Epstein Barr virus (EBV) positive B lymphoproliferative disorders (LPD) with cutaneous involvement include a series of rare entities that go from indolent processes to aggressive lymphomas. Since the latest WHO-EORTC classification of cutaneous lymphomas in 2018, significant changes have been included in the new classifications of hematological malignancies. B-cell EBV+ LPD mainly affect immunocompromised patients while T-cell EBV+ LPD are more prevalent in specific geographic regions such as Asia, Central America, and South America. This systematic review summarizes the main clinical, histological, immunophenotypic and molecular characteristics of B- and T-cell EBV+ LPD that may compromise the skin at diagnosis.
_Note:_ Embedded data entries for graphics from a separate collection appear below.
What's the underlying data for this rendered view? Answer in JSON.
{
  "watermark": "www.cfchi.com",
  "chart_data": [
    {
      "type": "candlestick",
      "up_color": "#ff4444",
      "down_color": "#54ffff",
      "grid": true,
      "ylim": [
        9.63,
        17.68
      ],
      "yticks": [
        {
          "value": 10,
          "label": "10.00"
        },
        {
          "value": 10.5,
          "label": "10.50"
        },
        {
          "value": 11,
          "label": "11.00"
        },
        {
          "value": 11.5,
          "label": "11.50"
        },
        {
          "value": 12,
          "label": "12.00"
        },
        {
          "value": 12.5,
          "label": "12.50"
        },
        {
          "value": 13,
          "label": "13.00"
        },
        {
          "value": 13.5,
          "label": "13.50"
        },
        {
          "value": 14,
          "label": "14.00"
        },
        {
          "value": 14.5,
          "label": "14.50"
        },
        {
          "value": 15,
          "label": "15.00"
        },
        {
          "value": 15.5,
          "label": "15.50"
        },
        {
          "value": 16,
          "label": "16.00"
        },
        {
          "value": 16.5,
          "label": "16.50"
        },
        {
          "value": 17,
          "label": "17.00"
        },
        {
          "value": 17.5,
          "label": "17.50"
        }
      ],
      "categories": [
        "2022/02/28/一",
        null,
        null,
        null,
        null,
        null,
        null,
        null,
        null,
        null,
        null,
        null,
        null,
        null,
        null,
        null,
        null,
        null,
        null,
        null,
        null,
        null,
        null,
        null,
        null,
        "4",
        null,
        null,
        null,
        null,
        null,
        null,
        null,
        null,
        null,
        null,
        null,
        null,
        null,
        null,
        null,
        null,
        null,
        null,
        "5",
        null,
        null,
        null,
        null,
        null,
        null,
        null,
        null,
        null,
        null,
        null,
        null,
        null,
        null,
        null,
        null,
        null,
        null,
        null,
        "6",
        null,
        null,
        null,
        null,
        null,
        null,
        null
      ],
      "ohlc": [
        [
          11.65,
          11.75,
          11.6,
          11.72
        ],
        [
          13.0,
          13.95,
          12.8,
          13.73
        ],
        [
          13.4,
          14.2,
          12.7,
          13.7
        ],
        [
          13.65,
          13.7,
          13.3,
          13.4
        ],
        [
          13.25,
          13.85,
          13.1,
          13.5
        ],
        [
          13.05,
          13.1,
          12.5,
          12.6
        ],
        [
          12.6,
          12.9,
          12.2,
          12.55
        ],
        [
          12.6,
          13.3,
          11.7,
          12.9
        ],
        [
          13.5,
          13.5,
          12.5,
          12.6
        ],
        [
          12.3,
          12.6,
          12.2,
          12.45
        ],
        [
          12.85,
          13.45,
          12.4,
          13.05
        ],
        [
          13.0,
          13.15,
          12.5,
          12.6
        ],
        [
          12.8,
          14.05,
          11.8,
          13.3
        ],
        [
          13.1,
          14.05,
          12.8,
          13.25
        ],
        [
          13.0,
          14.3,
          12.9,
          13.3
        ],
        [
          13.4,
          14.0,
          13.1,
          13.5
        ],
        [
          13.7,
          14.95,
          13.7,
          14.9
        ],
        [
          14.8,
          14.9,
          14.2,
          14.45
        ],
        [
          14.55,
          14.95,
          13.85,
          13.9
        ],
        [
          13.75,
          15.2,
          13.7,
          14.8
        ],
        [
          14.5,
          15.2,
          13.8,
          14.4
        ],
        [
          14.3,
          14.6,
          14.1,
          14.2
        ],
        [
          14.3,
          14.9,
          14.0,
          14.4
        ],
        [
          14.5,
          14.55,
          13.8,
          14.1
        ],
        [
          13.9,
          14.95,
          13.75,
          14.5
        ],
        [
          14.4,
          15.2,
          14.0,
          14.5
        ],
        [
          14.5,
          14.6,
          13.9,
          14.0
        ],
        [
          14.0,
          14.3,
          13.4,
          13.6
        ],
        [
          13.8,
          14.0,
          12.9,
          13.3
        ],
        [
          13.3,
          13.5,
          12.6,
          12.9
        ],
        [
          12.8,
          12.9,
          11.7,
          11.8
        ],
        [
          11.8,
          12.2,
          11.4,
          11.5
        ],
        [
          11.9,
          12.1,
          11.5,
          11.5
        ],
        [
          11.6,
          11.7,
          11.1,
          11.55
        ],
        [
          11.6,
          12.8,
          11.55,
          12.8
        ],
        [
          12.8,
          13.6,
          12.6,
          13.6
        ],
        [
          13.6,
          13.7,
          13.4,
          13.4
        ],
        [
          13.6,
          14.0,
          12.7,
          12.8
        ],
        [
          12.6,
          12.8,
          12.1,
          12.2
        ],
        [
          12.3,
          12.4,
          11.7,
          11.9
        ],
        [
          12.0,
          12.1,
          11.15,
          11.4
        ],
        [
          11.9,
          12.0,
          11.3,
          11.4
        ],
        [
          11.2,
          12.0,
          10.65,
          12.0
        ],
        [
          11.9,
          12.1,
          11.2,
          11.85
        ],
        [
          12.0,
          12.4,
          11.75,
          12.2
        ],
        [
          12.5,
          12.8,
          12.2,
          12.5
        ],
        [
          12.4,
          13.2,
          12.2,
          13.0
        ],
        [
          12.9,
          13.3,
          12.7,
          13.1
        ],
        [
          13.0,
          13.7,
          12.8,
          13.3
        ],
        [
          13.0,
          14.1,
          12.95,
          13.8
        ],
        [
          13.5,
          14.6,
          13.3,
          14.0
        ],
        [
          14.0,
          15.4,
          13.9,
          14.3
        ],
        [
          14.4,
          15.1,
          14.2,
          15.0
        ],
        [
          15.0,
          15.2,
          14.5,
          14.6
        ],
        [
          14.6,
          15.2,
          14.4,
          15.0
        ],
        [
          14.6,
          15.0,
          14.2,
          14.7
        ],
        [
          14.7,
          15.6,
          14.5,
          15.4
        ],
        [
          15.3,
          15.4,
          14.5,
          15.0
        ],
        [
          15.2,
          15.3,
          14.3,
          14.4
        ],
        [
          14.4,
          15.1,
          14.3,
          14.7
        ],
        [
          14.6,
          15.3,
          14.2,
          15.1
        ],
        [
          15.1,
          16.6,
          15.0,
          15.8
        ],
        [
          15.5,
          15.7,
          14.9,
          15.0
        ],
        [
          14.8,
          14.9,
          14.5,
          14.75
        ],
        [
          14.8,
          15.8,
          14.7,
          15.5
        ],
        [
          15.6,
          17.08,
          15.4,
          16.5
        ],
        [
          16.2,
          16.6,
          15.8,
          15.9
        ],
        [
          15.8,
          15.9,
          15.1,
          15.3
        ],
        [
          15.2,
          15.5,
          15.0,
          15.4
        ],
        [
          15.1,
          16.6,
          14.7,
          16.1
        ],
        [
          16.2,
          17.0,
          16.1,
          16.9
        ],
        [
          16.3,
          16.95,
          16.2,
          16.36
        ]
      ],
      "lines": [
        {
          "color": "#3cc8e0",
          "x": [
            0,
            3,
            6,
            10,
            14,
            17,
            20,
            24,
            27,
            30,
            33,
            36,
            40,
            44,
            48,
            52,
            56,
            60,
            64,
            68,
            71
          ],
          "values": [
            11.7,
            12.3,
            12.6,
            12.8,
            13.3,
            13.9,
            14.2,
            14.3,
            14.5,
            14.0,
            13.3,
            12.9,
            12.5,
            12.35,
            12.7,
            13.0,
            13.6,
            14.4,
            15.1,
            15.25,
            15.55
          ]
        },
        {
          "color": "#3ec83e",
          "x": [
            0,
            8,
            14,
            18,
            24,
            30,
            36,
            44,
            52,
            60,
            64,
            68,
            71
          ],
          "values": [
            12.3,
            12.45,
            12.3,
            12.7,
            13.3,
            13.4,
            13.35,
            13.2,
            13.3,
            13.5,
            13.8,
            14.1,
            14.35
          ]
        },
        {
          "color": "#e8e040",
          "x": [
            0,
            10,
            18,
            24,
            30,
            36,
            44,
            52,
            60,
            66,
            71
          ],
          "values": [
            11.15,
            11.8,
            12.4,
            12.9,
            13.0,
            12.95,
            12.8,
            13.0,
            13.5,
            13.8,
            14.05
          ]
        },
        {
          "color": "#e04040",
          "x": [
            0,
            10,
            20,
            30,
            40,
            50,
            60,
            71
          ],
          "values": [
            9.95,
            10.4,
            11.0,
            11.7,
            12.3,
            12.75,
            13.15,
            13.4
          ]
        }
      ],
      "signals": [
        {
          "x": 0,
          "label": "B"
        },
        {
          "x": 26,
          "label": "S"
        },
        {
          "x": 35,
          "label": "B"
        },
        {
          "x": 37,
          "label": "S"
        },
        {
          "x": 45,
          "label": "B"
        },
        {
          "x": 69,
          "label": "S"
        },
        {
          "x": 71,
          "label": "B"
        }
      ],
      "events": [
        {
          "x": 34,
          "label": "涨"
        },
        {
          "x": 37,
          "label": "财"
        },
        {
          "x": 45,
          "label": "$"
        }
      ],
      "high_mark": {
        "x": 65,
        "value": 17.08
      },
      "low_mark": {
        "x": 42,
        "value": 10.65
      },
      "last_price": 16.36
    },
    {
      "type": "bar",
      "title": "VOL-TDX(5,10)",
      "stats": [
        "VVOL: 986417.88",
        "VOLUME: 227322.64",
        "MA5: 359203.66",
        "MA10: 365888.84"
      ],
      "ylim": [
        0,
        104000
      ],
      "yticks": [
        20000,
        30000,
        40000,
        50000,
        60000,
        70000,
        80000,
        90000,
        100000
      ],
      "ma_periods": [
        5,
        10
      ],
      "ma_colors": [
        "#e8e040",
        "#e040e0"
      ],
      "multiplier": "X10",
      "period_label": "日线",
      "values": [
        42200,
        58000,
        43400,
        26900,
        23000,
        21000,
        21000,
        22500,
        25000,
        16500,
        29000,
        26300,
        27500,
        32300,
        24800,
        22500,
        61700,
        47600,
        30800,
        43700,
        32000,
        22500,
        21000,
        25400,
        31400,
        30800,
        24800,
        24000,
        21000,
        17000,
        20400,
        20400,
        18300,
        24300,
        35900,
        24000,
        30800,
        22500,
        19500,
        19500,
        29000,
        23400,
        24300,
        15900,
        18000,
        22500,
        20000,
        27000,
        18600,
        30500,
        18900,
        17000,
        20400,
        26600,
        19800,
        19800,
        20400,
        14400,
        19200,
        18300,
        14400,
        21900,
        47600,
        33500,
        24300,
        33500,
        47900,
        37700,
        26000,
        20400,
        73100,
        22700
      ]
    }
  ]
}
B-cell EBV+ LPD include primary cutaneous lymphomas such as EBV-MCU, as well as cutaneous systemic lymphomas that may present such as lymphomatoid granulomatosis (LG), EBV+ diffuse large B cell lymphoma, NOS, plasmablastic lymphoma (PBL), and extracavitary primary effusion lymphoma (EC-PEL). EBV+, EBV-positive polymorphic B cell LPD, or post-transplant lymphoproliferative disorders (PTLD). Regarding T-cell EBV+ LPD, most of these entities are categorized within T/NK-cell lymphoproliferative processes and lymphomas of childhood, including extranodal T/NK lymphoma, and even more exceptional forms such as EBV-positive T-cell centrofollicular lymphoma and intravascular T/NK-cell lymphoma. Diagnosis is based on integrating the clinical, histological, immunohistochemical, and genetic criteria discussed throughout this article. Management is multidisciplinary, posing a challenge for dermatologists and hematologists involved in the management of these patients. Having scientific evidence available in this field is of paramount importance because overtreatment must be carefully avoided.